MBA Chief Legal Counsel Martin W. Healy provided delegates with a
legislative update. Since the last HOD meeting, the House passed a
budget that included a long-awaited judicial compensation increase.
The Senate released its budget on May 16. For more details see page
Healy also noted that the Hon. Paula M. Carey has been appointed
Trial Court Chief Justice, and that the MBA looks forward to
working closely with her in her enhanced role.

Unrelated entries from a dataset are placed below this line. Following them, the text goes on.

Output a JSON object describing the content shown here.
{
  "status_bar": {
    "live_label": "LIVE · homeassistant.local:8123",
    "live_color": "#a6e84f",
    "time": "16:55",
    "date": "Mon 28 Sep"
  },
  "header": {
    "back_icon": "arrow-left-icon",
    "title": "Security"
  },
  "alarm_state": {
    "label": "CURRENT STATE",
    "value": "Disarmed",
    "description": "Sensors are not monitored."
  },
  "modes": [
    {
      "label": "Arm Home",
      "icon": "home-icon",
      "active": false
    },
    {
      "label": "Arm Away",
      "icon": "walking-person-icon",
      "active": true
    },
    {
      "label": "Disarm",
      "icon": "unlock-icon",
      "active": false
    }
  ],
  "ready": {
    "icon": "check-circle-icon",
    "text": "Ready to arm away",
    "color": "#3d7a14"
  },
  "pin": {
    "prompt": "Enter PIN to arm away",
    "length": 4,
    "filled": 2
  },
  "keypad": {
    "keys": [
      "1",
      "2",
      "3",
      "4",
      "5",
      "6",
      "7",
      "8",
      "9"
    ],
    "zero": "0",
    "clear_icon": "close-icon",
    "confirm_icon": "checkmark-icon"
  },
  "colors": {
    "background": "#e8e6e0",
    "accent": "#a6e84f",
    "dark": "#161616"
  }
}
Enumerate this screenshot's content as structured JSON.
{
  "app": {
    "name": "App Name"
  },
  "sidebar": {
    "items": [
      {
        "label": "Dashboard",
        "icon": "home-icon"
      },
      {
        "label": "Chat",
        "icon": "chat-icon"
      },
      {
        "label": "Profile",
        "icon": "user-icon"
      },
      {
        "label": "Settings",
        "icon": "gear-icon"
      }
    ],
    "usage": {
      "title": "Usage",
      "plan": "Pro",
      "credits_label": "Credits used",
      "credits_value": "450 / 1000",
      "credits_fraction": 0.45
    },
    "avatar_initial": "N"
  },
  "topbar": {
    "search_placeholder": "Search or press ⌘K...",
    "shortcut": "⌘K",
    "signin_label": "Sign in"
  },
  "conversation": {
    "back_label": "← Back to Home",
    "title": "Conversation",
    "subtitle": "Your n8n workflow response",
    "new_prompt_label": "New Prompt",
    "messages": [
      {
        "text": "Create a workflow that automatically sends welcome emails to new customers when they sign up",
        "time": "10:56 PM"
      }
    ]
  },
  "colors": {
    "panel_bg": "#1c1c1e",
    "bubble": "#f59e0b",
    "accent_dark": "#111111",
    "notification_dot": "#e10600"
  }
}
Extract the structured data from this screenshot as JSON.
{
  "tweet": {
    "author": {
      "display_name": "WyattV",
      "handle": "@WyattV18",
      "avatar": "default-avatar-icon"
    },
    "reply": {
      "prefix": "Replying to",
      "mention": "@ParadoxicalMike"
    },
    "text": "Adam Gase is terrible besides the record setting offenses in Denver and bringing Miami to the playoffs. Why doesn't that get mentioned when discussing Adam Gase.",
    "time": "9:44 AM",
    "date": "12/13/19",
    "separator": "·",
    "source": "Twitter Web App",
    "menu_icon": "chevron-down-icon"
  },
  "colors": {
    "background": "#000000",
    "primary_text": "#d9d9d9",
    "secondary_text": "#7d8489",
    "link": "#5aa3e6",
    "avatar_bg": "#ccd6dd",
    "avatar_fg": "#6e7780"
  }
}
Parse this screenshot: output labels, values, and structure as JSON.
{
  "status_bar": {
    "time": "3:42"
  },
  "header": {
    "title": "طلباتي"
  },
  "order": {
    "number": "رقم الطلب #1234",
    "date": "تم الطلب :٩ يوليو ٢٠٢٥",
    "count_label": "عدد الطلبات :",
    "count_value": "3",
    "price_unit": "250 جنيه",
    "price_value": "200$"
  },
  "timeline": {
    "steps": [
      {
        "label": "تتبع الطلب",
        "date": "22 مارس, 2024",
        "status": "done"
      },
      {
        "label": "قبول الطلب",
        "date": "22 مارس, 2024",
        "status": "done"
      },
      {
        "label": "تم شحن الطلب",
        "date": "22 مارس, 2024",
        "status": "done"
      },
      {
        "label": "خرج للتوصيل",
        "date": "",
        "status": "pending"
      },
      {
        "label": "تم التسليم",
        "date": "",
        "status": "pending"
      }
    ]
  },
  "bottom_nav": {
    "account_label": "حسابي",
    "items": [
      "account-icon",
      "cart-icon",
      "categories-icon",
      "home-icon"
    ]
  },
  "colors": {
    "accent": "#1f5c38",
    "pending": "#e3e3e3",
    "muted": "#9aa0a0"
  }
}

Lastly, Healy highlighted recent testimony by MBA Secretary Martha
Rush O'Mara before the Joint Committee on the Judiciary. Rush
O'Mara spoke in support of a bill that would raise the age of
juvenile jurisdiction from 17 to 18 years of age. This bill has a
long list of supporters, including Chief Justice Michael Edgerton,
CPCS and Citizens for Juvenile Justice. It has passed the House and
awaits action by the senate.
The ABA Nominating Committee, comprised of Boyle, Thomas Carey,
Josephine McNeil, Denise Squillante, Richard Campbell, then
presented its candidates for the ABA's House of Delegates. Three
names were put forth by the committee - Marsha V. Kazarosian,
Robert W. Harnais, Kay H. Hodge - and a fourth name, Martha Rush
O'Mara, was nominated from the floor. After a brief debate, the
House of Delegates voted to elect Kazarosian, Harnais and Hodge to
the ABA House of Delegates.
The meeting concluded with the ceremonial passing of the gavel,
and a book, "The End of Time," from Holloway to Sheff.